Global Health Undergraduate Program

Rice 360˚ has been widely recognized for its global health undergraduate program (previously known as Beyond Traditional Borders), an innovative global health technologies curriculum which incorporates high school, undergraduate, and graduate students. This curriculum places emphasis on the development of student-designed technologies aimed at addressing healthcare delivery challenges in low-resource settings.

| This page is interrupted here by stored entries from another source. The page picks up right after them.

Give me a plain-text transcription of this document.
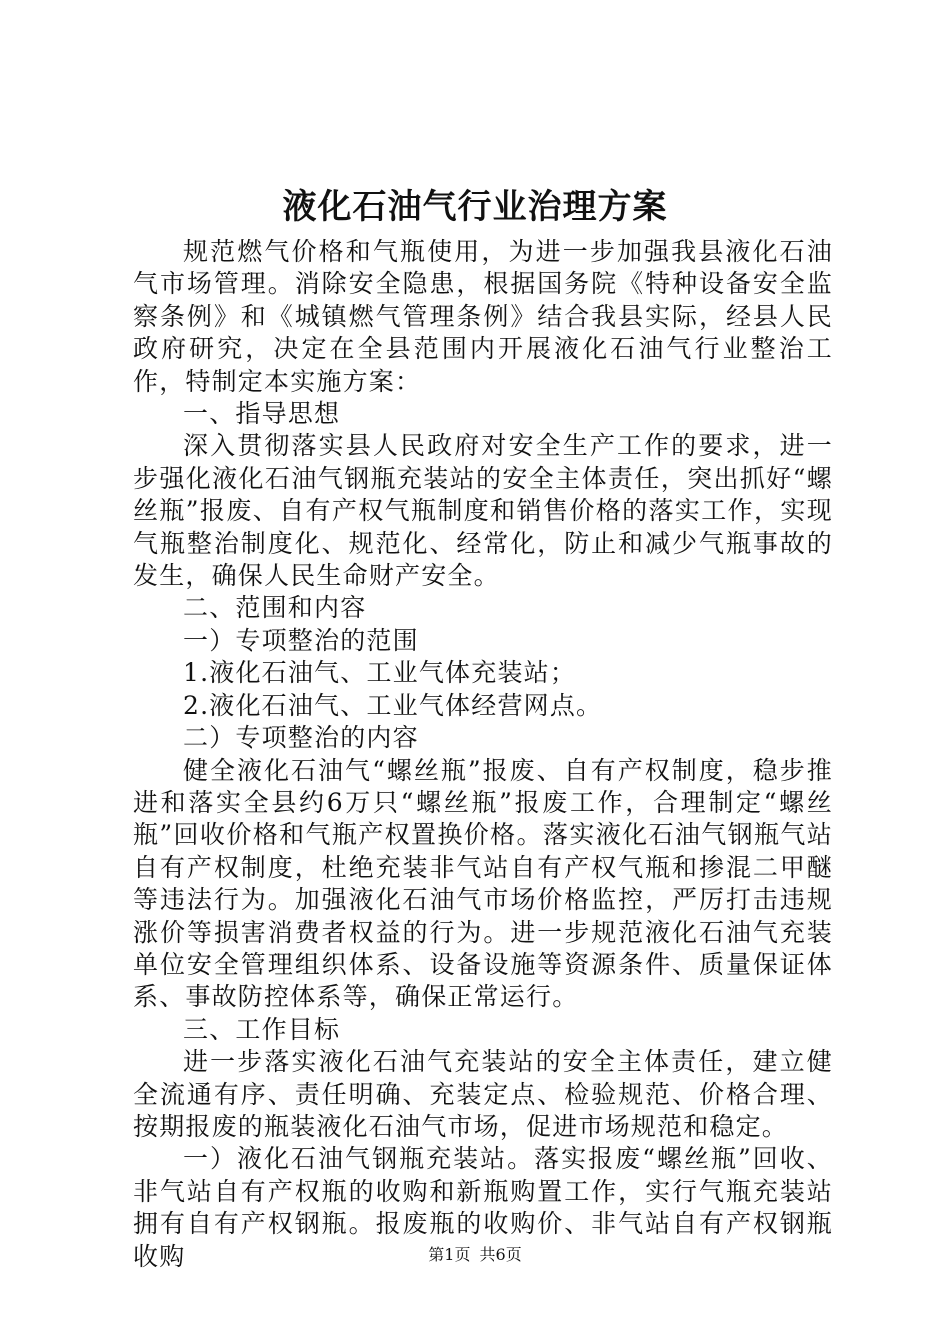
液化石油气行业治理方案

规范燃气价格和气瓶使用，为进一步加强我县液化石油气市场管理。消除安全隐患，根据国务院《特种设备安全监察条例》和《城镇燃气管理条例》结合我县实际，经县人民政府研究，决定在全县范围内开展液化石油气行业整治工作，特制定本实施方案：

一、指导思想

深入贯彻落实县人民政府对安全生产工作的要求，进一步强化液化石油气钢瓶充装站的安全主体责任，突出抓好“螺丝瓶”报废、自有产权气瓶制度和销售价格的落实工作，实现气瓶整治制度化、规范化、经常化，防止和减少气瓶事故的发生，确保人民生命财产安全。

二、范围和内容

一）专项整治的范围

1.液化石油气、工业气体充装站；

2.液化石油气、工业气体经营网点。

二）专项整治的内容

健全液化石油气“螺丝瓶”报废、自有产权制度，稳步推进和落实全县约6万只“螺丝瓶”报废工作，合理制定“螺丝瓶”回收价格和气瓶产权置换价格。落实液化石油气钢瓶气站自有产权制度，杜绝充装非气站自有产权气瓶和掺混二甲醚等违法行为。加强液化石油气市场价格监控，严厉打击违规涨价等损害消费者权益的行为。进一步规范液化石油气充装单位安全管理组织体系、设备设施等资源条件、质量保证体系、事故防控体系等，确保正常运行。

三、工作目标

进一步落实液化石油气充装站的安全主体责任，建立健全流通有序、责任明确、充装定点、检验规范、价格合理、按期报废的瓶装液化石油气市场，促进市场规范和稳定。

一）液化石油气钢瓶充装站。落实报废“螺丝瓶”回收、非气站自有产权瓶的收购和新瓶购置工作，实行气瓶充装站拥有自有产权钢瓶。报废瓶的收购价、非气站自有产权钢瓶收购	第1页 共6页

Undergraduate students across all majors who participate in the curriculum may apply to complete a summer internship in Malawi, Brazil, or on the US-Mexico border. During this month-long stay, students have the opportunity to put their designs to work, testing their efficacy and durability. Each student keeps a blog during their stay, which can be found here. These students may choose to work on their designs up until they graduate, at which point they are often handed off to one of our Global Health Fellows or graduate students.

Global Health Fellows

Rice 360˚’s Global Health Fellows are post-baccalaureate students hired by Rice 360° to continue the design and revision process of the undergraduate students’ technologies. They work to streamline each design and prepare the technologies for eventual clinical trials at Rice 360˚’s partner hospital – the Queen Elizabeth Central Hospital in Blantyre, Malawi. Meet our current Global Health Fellows and follow their work here.

Our Partners

Rice 360˚’s partners—both domestic and international—support the development and eventual dissemination of our technologies by identifying needs for low-cost technologies and providing feedback on new designs.

To close the implementation gap and achieve real gains in global health, Rice 360° brings together leading expertise from the Jones Graduate School of Business, the James A. Baker III Institute for Public Policy, and the Rice Alliance for Technology Entrepreneurship to research and implement effective methods of delivery for appropriate health technologies in the developing world.  Such methods might incorporate local resources and generate local economic growth and innovation. Rice 360° faculty members seek to understand the cultural determinants influencing technology adoption, as well as the means of production and distribution that will deliver technologies to people in need.